God, he couldn't help thinking, looks after his own.
CHAPTER FOURTEEN
‘I
t's not on the map,' Slitgrind protested.
The van stood on the hard shoulder of the M6. In the front, Prodsnap and Slitgrind were poring over the vintage road atlas they'd found in the glove compartment.
‘There it is, look,' said Prodsnap, pointing.
‘No, you fool, that's Hull.'
‘Maybe that's just lousy spelling.'
Slitgrind closed the atlas with a snap. ‘Stands to reason,' he said. ‘They don't put it on mortal maps, 'cos otherwise we'd have hundreds of bloody tourists blocking up the front drive all the time.'
It occurred to Prodsnap that maybe his colleague was being a trifle alarmist, but he didn't say anything. It was true, Hell wasn't on the map. He tried hard to remember the route the coach-driver had taken, but it had all been homogeneous motorway, with no landmarks whatsoever.
‘We'll have to ask someone, then,' he said:
Slitgrind scowled. ‘Don't be thick,' he replied.
‘Someone who knows, obviously,' Prodsnap said. ‘Shouldn't be too hard.'
‘But ...' Slitgrind was about to protest, but the penny dropped. ‘Do we have to?' he objected. ‘Those people always give me the shivers.'
‘Me too.' Prodsnap suited the action to the word. ‘But they'll know the way and we don't. Looks like we don't have much choice.'
His colleague grimaced, acknowledging the logic. ‘Well,' he sighed, ‘s'pose they're on our side. In a way.'
‘Better the colleague you know, huh?'
Slitgrind shrugged and turned the ignition key.

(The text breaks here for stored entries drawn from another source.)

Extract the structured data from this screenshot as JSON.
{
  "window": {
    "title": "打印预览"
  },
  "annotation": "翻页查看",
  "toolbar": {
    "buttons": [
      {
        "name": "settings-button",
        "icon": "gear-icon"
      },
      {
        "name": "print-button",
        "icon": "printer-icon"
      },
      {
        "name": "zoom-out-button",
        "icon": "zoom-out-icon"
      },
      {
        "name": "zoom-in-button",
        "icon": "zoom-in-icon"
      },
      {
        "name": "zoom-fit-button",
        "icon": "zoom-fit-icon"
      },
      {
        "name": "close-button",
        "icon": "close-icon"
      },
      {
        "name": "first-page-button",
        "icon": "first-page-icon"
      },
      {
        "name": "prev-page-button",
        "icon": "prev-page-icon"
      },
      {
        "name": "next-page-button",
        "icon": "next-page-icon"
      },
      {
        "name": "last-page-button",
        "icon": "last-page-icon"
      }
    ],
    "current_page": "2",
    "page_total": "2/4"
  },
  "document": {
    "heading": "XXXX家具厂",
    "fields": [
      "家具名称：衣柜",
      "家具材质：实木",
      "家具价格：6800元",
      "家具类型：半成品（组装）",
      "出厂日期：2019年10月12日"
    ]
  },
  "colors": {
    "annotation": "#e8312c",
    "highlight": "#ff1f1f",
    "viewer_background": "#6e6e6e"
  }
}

‘Give me the deep blue sea any time,' he muttered, and indicated right.
 
‘I conjure you by Asmoday and Beelzebub, Sytray and Satan, eloi, elohim and Miss Frobisher, do please be careful, you nearly made me spill the Black Host
... '
Barbed whips of wind flicked cruelly through the slighted walls of the ruins of Castle Roche. The moon had long since hidden her face behind the clouds and the only light was the livid orange glow from the foul-smelling fire. In the shattered keep of the castle, five white-clad figures, hooded and barefoot, huddled inside the arbitrary confines of a chalked ring. Around them lay the horrible impedimenta of the Black Rite: pantangles, tetragrammata, a sword, a mutilated Bible, a goat's skull, a frozen chicken, slowly defrosting ...
‘Are you lot going to be much longer?' demanded a querulous voice from outside the ring of firelight. ‘It's
freezing.'
The Great Goat sighed petulantly. ‘These things can't be rushed, Miss - ah—'
‘Filkins,' hissed the Lesser Goat. ‘Sonia Filkins. She's Mrs Brownlow's niece, from the Post Office.'
‘Can't I at least have a blanket or something?' whined Miss Filkins. ‘I'm getting all goosepimply. And it's damp. Auntie Edie didn't say anything about sitting in the damp.'
The Lesser Goat simpered slightly. ‘I'm sorry,' she whispered. ‘But Brenda's babysitting up at the vicarage, and now Yvonne's started college ...'
‘I know,' sighed the Great Goat. ‘Maybe next time, Miss Frobisher. I can't really see any point in continuing under these conditions.'
Mournful silence. The Lesser Goat started to pack away the horrible impedimenta.
‘If you've finished with the chicken,' said Miss Filkins, ‘do you mind if I take it on with me? There's a really nice recipe in my magazine for chicken.'
‘Please,' grunted the Great Goat, carefully snuggling the skull in cotton wool. ‘Help yourself. Such a pity to let good food go to—'
He fell silent. Although he was right next to the fire, his legs were suddenly icy cold. He didn't look round.
‘Miss Frobisher,' he croaked.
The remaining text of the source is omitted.